SHM-CD Format: Hype or Hope?

Reply #15
The stupid one IMHO is that Positive Feedback Editor. His review is ridiculous!

This is still my favorite quote:

Quote
In extended listening sessions, I found the cables' greatest strength to be its PRAT. Simply put these are very danceable cables. Music playing through them results in the proverbial foot-tapping scene with the need or desire to get up and move. Great swing and pace  —these cables smack that right on the nose big time.



danceable bi-wiring with a great swing and pace:

SHM-CD Format: Hype or Hope?

Reply #16
I would suggest that the consumers of expensive audiophile may well be described as stupid in most cases but I can see no reason to assume stupidity on the part of the suppliers.

...it's like saying Haliburton was stupid for making money off the war in Iraq.

SHM-CD Format: Hype or Hope?

Reply #17
The stupid one IMHO is that Positive Feedback Editor. His review is ridiculous!

Again I disagree. The editors of publications like Positive Feedback, Stereophile, 6Moons, and similar are earning a good income (I presume given the length of time they have been doing it) by promoting audiophile nonsense on behalf of the audiophile industry. This upbeat positive nonsense about audiophile hardware makes their publications attractive vehicles for advertising. Further down the food chain in the publications there are some indications that some of the writers believe some of the audiophile nonsense and a label of stupid may well be fair in this case.

If we assume that Dave Clark is not a total loony, why is he making ludicrously over the top statements about danceable cables that no non-audiophile could possibly accept as being true? If you read the reviews on other completely absurd audiophile components like clever clocks, resonating cups, and the like you will almost always see the same over the top statments. Why? If the authors were making an honest attempt to deceive the likes of you or I would they do this?


I would suggest that the consumers of expensive audiophile may well be described as stupid in most cases but I can see no reason to assume stupidity on the part of the suppliers.

...it's like saying Haliburton was stupid for making money off the war in Iraq.

Granted neither is stupid but I would not put war profiteering in the same category as helping to sell nonsense luxury products to stupid rich people many of whom are perfectly happy with their purchases.


SHM-CD Format: Hype or Hope?

Reply #19
I can assure you that my hyperbole was intentional.

My mistake and my apologies. As an Englishman it is perhaps more embarrassing to miss this type of thing than for you colonials. Of course, I have an excuse...

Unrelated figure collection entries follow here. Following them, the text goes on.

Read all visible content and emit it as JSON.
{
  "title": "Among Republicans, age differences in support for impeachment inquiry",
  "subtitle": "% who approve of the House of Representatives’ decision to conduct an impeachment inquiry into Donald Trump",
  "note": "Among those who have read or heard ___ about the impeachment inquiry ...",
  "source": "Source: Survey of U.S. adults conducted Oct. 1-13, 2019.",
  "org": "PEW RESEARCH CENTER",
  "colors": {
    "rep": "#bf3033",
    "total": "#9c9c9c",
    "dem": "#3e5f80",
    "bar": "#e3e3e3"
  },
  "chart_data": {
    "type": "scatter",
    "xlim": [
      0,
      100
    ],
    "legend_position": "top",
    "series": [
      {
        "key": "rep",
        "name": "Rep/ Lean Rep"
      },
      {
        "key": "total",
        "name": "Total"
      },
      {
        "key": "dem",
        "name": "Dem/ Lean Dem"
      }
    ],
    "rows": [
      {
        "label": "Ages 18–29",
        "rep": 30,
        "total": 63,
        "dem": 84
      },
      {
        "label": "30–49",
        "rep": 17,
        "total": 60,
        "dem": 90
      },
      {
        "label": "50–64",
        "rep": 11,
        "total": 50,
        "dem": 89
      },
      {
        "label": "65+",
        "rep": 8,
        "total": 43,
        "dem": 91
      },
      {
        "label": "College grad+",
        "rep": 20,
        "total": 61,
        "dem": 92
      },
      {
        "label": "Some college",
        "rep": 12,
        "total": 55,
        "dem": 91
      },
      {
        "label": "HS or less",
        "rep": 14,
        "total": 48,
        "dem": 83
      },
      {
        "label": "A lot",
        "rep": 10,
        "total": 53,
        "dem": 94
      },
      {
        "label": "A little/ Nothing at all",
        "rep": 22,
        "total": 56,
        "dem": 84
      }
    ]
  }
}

SHM-CD Format: Hype or Hope?

Reply #20
No apologies necessary.  I wouldn't expect you or anyone else to know my opinion on subject, but I think it's in line with the rest of the people here.  I don't feel sorry for fools who part with their money.  If it results in their dependents going without then I take issue with the matter.  More to the point, I'm not convinced this type of commerce is good for the world economy.  We know what happens to bubbles, especially when they get filled with hot air; and these guys have a lot of it to sell.


SHM-CD Format: Hype or Hope?

Reply #22
SHM-CD = SHAM-CD

a bit for bit copy is the same nomatter what media it is off of. i could get  the data tatooed on my left buttock scan it in and it would still sound the same.

now, if they were offering something truely advantageous like an unscratchable disc orsomethng then it might be a good thing.


SHM-CD Format: Hype or Hope?

Reply #24
Bi-wiring/amping concept itself isn't a bad thing when used with reasonable priced cables. At least it *may* potentially improve something in amplification/reproduction process. (The previous posts sound like bi-wiring is for idiots who spend thousands on wires.)


Bi-wiring by itself is different than bi-wiring/bi-amping, BTW.